Freitag, 7. August 2020 – Tag 1
Wahrhaft überraschende Neuigkeiten waren das, als bekannt wurde, dass das Mannried Open Air tatsächlich stattfindet und so machen wir uns bei strahlendem Sonnenschein hoffnungsvoll, aber immer noch leicht skeptisch auf ins selbsternannte grünste Tal Europas (vielleicht sollten wir dies mit der Metalinside.ch-Crew mal überprüfen). Schön ist es auf jeden Fall hier. Allzu viel verändert, scheint sich seit unserem letzten Besuch vor vier Jahren nicht zu haben. Auf jeden Fall werden wir bei der Einfahrt zum Camping immer noch genauso freundlich und unkompliziert in Empfang genommen wie damals. Platzanweisung? „Fahrt einfach da ein bisschen nach hinten, damit andere auch noch Platz haben.“ Gerne doch und so steht kurze Zeit später unser Wagenburg-Camp fixfertig und wir können uns ein Apéro-Fleisch aus der Dorfmetzg gönnen. Doch so gut das Fleisch auch ist, ich bin ja wegen der Musik hier. Also bringen wir den kurzen Weg hoch zum Festivalgelände auf dem alten Schulhausplatz hinter uns und treffen zu Beginn der ersten Band vor der Bühne ein.
Fireball
Die trägt den Namen Fireball und kommt aus dem Berner Mittelland. Musikalisch haben sie sich mit Haut und Haaren AC/DC verschrieben. Nicht im Sinne von Inspiration, sondern vollumfänglich als professionelle Coverband. Ich bin weder der grosse Experte für AC/DC noch der grösste Fan des Konzepts einer Coverband, aber Hut ab; was die fünf Herren hier abliefern, klingt in meinen Ohren wahnsinnig nahe am Original aus Australien. Natürlich machen sich Fireball die Stücke auch zu eigen, ihr Sänger tönt jedoch beim Singen einfach nur nach Brian Johnson. Bei den Ansagen in breitem Berndeutsch und mit breitem Grinsen könnten die Unterschiede lustigerweise aber nicht grösser sein. Sein Outfit hat er ebenfalls an sein Vorbild angelehnt ebenso wie der Leadgitarrist das seine an jenes von Angus Young. Die gespielten Klassiker rennen beim anwesenden Publikum zudem offene Ohren ein und die es erheben sich diverse Stimmen, um die die Refrains und Mitsingparts mitzugröhlen. Unter einer Stunde Spielzeit muss am Mannried Open Air keine Band die Bühne verlassen (mit einer Ausnahme) und so haben auch Fireball richtig Zeit, um sich auszutoben. Die wissen sie zu nutzen und eröffnen so in würdiger Art und Weise das Festival.
Voice of Ruin
Weiter geht es mit den Waadtländern Voice of Ruin, die uns ein Gemisch aus Metalcore, Groove Metal und Melodic Death Metal servieren. Ich durfte die Band bereits in der Vergangenheit erleben und meine Erwartungen sind deshalb hoch.

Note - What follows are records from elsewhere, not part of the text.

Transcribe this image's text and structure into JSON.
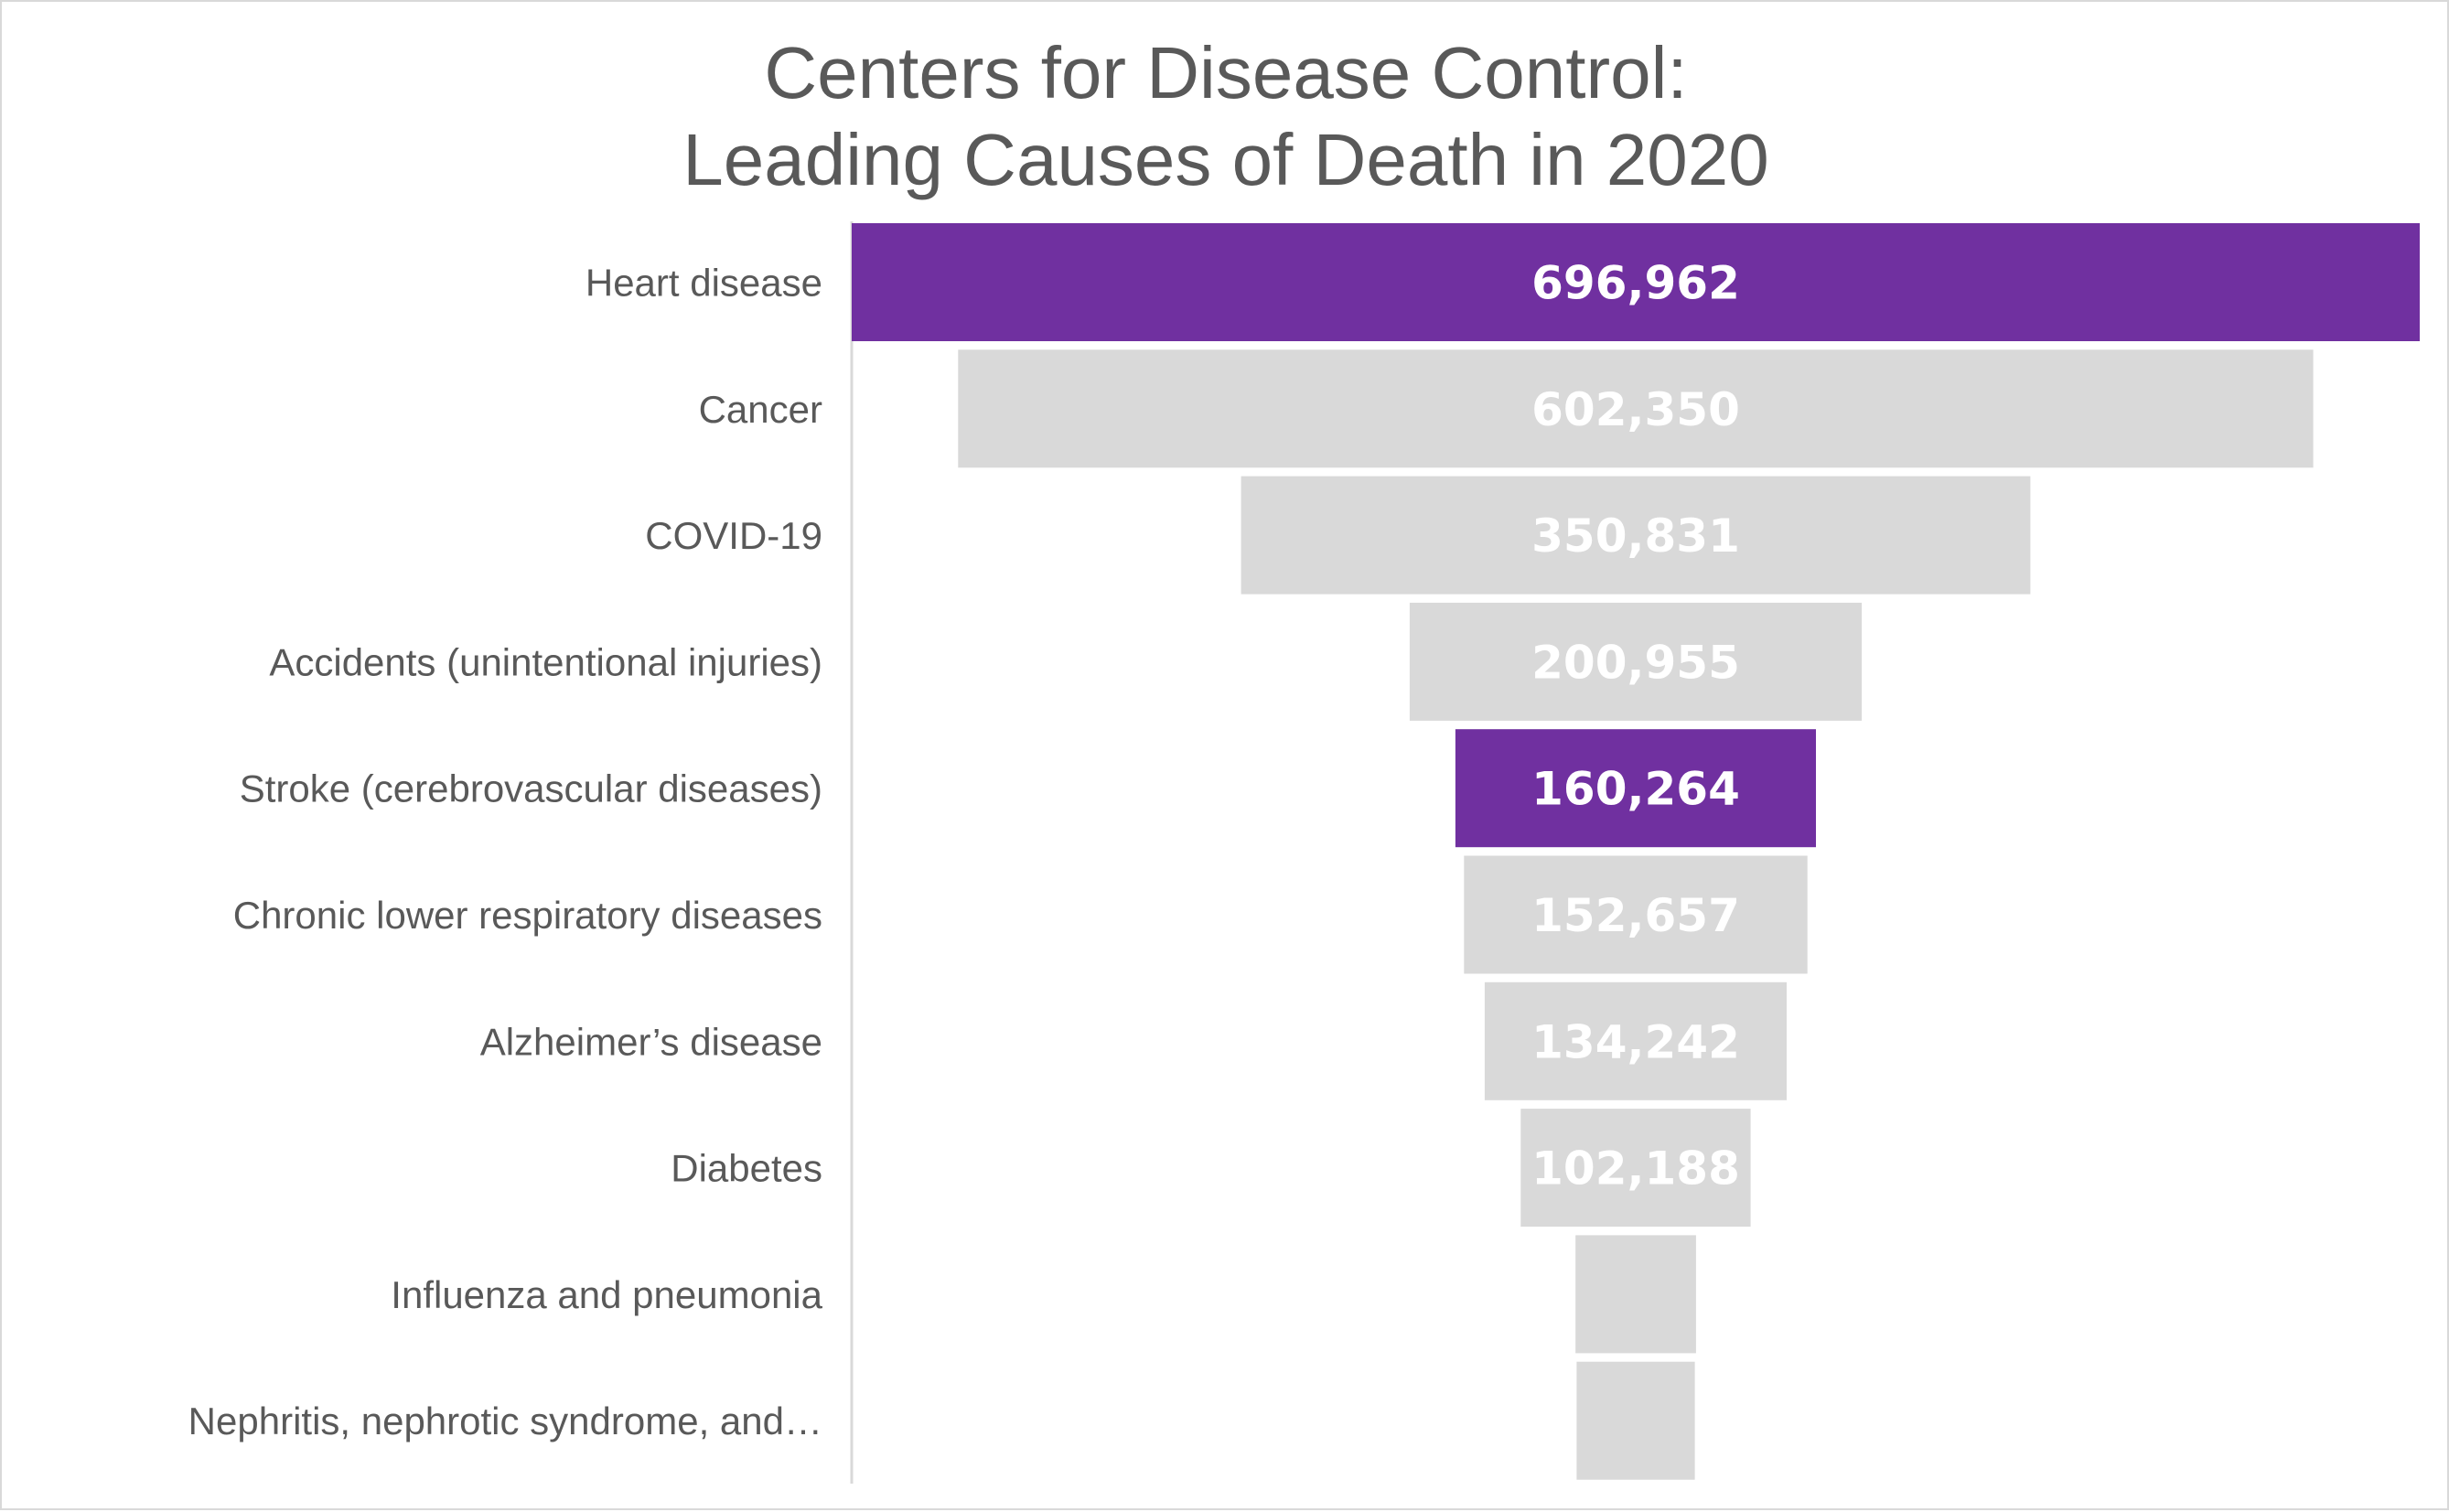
{
  "chart_data": {
    "type": "bar",
    "subtype": "funnel",
    "orientation": "horizontal",
    "title": "Centers for Disease Control:",
    "subtitle": "Leading Causes of Death in 2020",
    "categories": [
      "Heart disease",
      "Cancer",
      "COVID-19",
      "Accidents (unintentional injuries)",
      "Stroke (cerebrovascular diseases)",
      "Chronic lower respiratory diseases",
      "Alzheimer’s disease",
      "Diabetes",
      "Influenza and pneumonia",
      "Nephritis, nephrotic syndrome, and…"
    ],
    "values": [
      696962,
      602350,
      350831,
      200955,
      160264,
      152657,
      134242,
      102188,
      53544,
      52547
    ],
    "value_labels": [
      "696,962",
      "602,350",
      "350,831",
      "200,955",
      "160,264",
      "152,657",
      "134,242",
      "102,188",
      "",
      ""
    ],
    "highlighted": [
      true,
      false,
      false,
      false,
      true,
      false,
      false,
      false,
      false,
      false
    ],
    "colors": {
      "highlight": "#7030a0",
      "default": "#d9d9d9",
      "label_text": "#595959",
      "value_text": "#ffffff",
      "axis_line": "#d9d9d9",
      "border": "#d9d9d9"
    },
    "xlim": [
      0,
      696962
    ],
    "grid": false,
    "legend": "none"
  }
}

Als ob das Quintett dies wüsste, geben sie von Anfang an Vollgas. Insbesondere Sänger Randy Schaller düst ab dem ersten Track, „Snakes in my Head“, voller Energie auf der Bühne herum und ihm ist die Freude anzusehen, heute hier spielen zu dürfen. Auch die Instrumentalfraktion hat dieses Leuchten in den Augen und lässt nichts anbrennen. Ab dem zweiten Track kommt das neue Album vom letzten Jahr mit „Holy Venom“ zum Zuge, bevor „Blood of Religions“ wieder etwas weiter in die Vergangenheit zurückgeht. Mir gefällt, was ich höre und auf der Bühne dargeboten bekomme und ein kurzer Blick in die Runde bestätigt mir, dass ich nicht der einzige bin, der Songs wie „Mass Grave“ oder „I am the Danger“ etwas abgewinnen kann. Gegen den Schluss ihres Sets hin, verstärken Voice of Ruin den Fokus auf ihr neues Album schliesslich noch. Das finde ich immer sehr cool, wenn eine Band nicht nur für sich Vertrauen in ihr aktuelles Material hat, sondern dies auch mit einer entsprechenden Setlist zeigt. Nach einer Stunde kommt die Band mit „Thanatophobia“ zum Schluss ihres regulären Sets und haut uns schliesslich noch „Disgust“ als Zugabe um die Ohren. Meine Erwartungen wurden total erfüllt und Voice of Ruin haben gezeigt, dass sie diesen Platz auf der Running Order verdient haben.
Bevor es weiter geht mit dem heutigen Headliner, bleibt Zeit für eine kurze Stärkungspause. Das Essensangebot im Verpflegungszelt ist umfangreicher als ich es in Erinnerung hatte und der Kartoffelsalat trotzdem immer noch ein einer empfehlenswerten Qualität. So muss ein Anlass wachsen. Frisch gestärkt gehen wir wieder vor die Bühne (zugegeben, der Begriff „gehen“ ist bei einer Distanz von ca. 15 Metern etwas hochgegriffen) und sind bereit für den Headliner des Mannried Open Air: Grave Digger.
Grave Digger
Ein Dudelsack ertönt, als das Intro „The Clansman’s Journey“ aus den Boxen schallt und der Reaper höchstpersönlich im blauen Licht erscheint, um die Menge zu begrüssen. Die Band folgt ihm auf dem Fusse und steigt in ihr Set ein mit „All for the Kingdom“ vom Anfang dieses Jahres erschienenen Album Fields of Blood. Der Song geht ordentlich ab und bietet einen guten Einstieg in die folgenden neunzig Minuten voller Heavy Metal. Das Publikum schüttelt jedenfalls wie auf Kommando die Köpfe.
Da überrascht mich das folgende „The Clans will rise again“ schon eher. Das schleppende Tempo und die reduzierten Strophen brechen etwas mit dem fulminanten Beginn. Gegensteuer geben Grave Digger mit „Killing Time“ und spätestens jetzt sollte auch denjenigen, die Chris Boltendahls Ansage nicht zugehört haben klarwerden, dass wir heute ein Schottland-Set zu hören kriegen werden. „Heart of Scotland“ macht den Anschluss und das Tempo wird wieder langsam. Das ist ja mal eine interessant zusammengestellte Setlist, denn weiter geht es mit dem rasanten Klassiker „The Dark of the Sun“. Wir kriegen hier wahrlich eine Achterbahn der Tempi geboten. Moderiert wird die Fahrt von Sänger Chris auf sympatische Art und Weise. Die Band feiert 2020 ihr 40-jähriges Bestehen und dieses Jubiläumsjahr hat sie sich natürlich anders vorgestellt.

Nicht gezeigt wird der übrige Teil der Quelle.